Concept Graph & Resume using Claude 3 Opus | Chat GPT4o | Llama 3:
Resume:
1.- Computer vision can help address UN global goals for sustainable development in areas like health, climate, and others.
2.- Information gaps and shortage of experts in low-resource settings are two main areas where computer vision can help.
3.- Estimating population density using satellite imagery to count buildings is one application, useful for various purposes.
4.- Medical diagnosis, like detecting malaria parasites in blood smears, is limited by scarcity of lab technicians.
5.- Computer vision can help automate visual diagnostic tests for diseases like malaria, TB, intestinal parasites, and skin conditions.
6.- In agriculture, computer vision can help diagnose crop diseases and quantify disease vectors like insects on cassava plants.
7.- Many promising computer vision applications exist, but few are in real use in the developing world due to challenges.
8.- Technical constraints include limited power, network, compute and memory resources, and the need for end-to-end development.
9.- Long time scales, maintenance, and sustainability are also technical hurdles in deploying computer vision solutions.
10.- Identifying the right problem to solve requires a team with local understanding of nuances and subtleties.
11.- Defining precise metrics, labeling policies, and data collection requires domain knowledge from the local context.
12.- Organizational work like obtaining permissions and building trust with collaborators is crucial but not well incentivized.
13.- Lack of trust can manifest as bureaucracy or domain experts dismissing results that challenge their assumptions.
14.- Worst case, poorly designed interventions can cause harm by reinforcing inequalities or introducing fragilities.
15.- "Pilotitis" refers to the proliferation of small-scale pilots that don't scale or achieve lasting impact.
16.- Building local communities is one way to mitigate challenges by providing staying power, grounding, and understanding of risks.
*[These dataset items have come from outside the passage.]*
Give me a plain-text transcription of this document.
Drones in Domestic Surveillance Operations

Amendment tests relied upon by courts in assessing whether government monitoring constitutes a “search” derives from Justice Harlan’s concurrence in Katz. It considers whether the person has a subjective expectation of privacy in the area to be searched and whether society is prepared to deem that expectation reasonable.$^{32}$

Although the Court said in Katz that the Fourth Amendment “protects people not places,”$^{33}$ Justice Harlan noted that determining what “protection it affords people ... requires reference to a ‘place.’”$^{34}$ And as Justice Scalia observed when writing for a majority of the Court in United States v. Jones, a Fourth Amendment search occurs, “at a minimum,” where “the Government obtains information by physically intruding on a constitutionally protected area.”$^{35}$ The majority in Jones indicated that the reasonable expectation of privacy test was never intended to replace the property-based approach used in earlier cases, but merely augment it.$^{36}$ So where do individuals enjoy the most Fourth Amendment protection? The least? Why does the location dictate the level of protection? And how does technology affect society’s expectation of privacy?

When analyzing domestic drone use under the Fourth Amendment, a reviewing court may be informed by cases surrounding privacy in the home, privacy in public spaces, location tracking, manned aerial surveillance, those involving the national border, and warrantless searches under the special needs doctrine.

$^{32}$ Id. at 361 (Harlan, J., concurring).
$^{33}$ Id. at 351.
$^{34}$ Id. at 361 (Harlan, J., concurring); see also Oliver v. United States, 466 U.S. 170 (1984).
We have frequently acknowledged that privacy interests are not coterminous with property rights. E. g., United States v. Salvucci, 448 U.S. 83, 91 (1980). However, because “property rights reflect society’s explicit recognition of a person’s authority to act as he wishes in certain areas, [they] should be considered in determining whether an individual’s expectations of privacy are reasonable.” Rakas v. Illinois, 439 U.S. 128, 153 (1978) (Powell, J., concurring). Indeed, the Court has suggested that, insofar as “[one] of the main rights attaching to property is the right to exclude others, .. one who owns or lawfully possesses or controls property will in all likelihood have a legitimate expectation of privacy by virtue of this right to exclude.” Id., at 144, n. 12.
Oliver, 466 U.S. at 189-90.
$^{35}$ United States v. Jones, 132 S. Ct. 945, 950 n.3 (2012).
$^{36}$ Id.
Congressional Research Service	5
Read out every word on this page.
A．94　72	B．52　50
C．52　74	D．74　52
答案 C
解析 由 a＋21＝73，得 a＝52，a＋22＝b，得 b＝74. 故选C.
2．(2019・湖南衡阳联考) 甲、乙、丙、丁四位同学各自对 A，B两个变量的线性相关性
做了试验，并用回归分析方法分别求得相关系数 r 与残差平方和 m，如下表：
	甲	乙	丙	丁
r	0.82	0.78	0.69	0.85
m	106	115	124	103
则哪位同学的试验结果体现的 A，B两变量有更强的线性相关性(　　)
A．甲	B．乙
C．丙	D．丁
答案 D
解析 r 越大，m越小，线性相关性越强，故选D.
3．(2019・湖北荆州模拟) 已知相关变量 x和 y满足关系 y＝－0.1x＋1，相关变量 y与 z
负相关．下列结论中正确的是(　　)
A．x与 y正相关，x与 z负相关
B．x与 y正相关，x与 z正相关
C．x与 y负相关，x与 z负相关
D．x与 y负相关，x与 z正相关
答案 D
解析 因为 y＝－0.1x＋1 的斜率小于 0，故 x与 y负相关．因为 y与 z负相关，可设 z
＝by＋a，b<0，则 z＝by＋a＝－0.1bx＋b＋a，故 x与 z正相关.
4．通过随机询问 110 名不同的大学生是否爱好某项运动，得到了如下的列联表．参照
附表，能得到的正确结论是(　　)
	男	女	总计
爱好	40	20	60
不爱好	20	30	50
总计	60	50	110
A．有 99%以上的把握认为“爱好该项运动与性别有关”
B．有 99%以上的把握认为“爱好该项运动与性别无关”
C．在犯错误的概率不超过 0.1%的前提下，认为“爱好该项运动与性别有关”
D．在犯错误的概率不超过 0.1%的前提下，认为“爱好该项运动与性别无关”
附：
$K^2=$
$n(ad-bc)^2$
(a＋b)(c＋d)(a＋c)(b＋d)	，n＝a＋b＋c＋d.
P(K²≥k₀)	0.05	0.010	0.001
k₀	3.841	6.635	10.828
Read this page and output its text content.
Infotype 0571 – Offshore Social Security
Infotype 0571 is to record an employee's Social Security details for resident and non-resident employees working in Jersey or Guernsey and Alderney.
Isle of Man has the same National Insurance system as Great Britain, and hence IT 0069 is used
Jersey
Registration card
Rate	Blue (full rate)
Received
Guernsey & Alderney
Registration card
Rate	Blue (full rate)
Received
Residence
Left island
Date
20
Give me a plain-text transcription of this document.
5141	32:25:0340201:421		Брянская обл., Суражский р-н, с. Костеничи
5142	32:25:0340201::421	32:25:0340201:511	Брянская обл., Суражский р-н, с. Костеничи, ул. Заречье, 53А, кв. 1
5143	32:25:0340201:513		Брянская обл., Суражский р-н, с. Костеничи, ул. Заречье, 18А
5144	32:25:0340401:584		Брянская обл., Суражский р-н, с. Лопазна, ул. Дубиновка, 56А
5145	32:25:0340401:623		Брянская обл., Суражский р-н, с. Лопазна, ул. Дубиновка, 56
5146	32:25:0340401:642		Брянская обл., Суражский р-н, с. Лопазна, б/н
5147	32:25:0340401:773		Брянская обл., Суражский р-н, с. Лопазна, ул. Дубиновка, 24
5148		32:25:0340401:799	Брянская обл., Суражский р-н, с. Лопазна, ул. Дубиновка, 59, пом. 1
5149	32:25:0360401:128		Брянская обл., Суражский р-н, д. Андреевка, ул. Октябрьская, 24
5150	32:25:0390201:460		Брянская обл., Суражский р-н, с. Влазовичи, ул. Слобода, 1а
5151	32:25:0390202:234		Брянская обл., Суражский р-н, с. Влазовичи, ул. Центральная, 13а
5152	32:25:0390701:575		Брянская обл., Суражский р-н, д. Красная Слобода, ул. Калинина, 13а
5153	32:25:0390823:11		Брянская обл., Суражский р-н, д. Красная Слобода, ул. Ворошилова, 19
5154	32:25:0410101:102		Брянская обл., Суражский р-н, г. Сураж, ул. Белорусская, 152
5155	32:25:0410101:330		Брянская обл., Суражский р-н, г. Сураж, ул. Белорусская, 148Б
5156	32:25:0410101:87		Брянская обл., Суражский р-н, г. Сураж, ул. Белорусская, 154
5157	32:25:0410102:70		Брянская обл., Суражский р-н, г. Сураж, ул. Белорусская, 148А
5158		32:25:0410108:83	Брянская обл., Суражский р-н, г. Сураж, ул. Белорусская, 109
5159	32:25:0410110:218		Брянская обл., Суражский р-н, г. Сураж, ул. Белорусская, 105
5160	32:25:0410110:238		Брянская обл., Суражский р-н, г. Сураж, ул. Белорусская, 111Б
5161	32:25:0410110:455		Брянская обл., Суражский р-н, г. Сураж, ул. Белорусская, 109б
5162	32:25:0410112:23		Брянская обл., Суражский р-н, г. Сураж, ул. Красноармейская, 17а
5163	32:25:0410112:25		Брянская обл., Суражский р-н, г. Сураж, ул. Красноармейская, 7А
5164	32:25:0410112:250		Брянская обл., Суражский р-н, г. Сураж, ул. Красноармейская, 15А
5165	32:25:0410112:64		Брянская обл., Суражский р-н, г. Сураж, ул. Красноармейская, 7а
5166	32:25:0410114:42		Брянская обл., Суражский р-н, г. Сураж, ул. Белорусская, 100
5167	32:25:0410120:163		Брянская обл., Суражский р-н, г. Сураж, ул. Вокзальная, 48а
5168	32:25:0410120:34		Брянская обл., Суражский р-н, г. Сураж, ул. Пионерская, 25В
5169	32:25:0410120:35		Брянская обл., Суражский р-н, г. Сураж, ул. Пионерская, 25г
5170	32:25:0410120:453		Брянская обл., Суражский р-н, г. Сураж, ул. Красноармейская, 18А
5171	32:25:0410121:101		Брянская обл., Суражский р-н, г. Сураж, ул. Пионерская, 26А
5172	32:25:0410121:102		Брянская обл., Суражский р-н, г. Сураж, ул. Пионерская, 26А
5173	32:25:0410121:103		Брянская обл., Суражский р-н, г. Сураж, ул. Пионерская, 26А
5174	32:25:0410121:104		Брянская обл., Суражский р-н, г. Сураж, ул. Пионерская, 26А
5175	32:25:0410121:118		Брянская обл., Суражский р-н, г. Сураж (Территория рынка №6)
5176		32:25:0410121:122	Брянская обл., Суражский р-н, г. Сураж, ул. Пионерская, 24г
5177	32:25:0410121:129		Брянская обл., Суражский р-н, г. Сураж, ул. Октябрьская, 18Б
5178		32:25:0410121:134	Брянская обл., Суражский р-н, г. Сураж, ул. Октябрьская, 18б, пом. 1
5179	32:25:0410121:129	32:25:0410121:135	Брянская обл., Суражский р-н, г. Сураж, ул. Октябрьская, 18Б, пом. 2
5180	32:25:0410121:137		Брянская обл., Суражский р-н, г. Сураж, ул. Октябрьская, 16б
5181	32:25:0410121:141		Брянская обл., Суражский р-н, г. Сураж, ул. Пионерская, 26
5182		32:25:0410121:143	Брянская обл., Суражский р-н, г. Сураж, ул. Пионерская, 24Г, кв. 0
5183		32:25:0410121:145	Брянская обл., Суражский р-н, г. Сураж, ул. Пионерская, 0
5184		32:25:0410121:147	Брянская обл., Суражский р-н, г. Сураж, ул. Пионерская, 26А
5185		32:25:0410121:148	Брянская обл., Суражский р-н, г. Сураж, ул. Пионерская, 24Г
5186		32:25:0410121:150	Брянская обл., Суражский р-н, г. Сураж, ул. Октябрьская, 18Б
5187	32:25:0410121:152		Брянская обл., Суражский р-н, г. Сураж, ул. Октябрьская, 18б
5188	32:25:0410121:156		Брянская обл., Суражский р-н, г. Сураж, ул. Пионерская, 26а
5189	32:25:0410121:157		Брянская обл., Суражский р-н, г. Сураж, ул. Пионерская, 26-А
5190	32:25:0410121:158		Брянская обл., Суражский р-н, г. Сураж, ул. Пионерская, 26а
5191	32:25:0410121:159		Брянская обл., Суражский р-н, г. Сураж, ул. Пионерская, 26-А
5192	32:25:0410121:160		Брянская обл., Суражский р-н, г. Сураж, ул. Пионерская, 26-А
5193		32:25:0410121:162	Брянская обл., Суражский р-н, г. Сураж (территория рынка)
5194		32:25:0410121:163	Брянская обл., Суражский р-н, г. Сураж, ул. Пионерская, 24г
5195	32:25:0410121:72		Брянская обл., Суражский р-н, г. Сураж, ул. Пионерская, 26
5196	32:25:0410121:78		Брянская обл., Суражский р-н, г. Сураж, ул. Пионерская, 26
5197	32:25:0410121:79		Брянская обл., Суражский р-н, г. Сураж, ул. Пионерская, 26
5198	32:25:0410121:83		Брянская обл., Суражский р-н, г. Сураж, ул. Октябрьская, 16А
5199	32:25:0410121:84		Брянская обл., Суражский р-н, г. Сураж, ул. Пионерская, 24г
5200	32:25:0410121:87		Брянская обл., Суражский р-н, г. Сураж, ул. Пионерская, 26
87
17.- Data Science Africa is an example of a community providing training, research, networking, and mutual support.
18.- Single teams owning the end-to-end process from data collection to deployment is a common theme in successful projects.
19.- Country-level groups bringing together government, academia, and business can identify priority problems and technological opportunities.
20.- The Computer Vision for Global Challenges workshop at CVPR engaged a global group of researchers.
21.- Computer vision researchers can get involved by choosing benchmarks and data sets relevant to global development problems.
22.- Designing models for low-resource settings with limited compute and memory is another way to make research more relevant.
23.- Cross-disciplinary collaboration and community formation around local problems is valuable even for methodology-focused researchers.
24.- Real-world constraints can inspire new computer vision methodologies.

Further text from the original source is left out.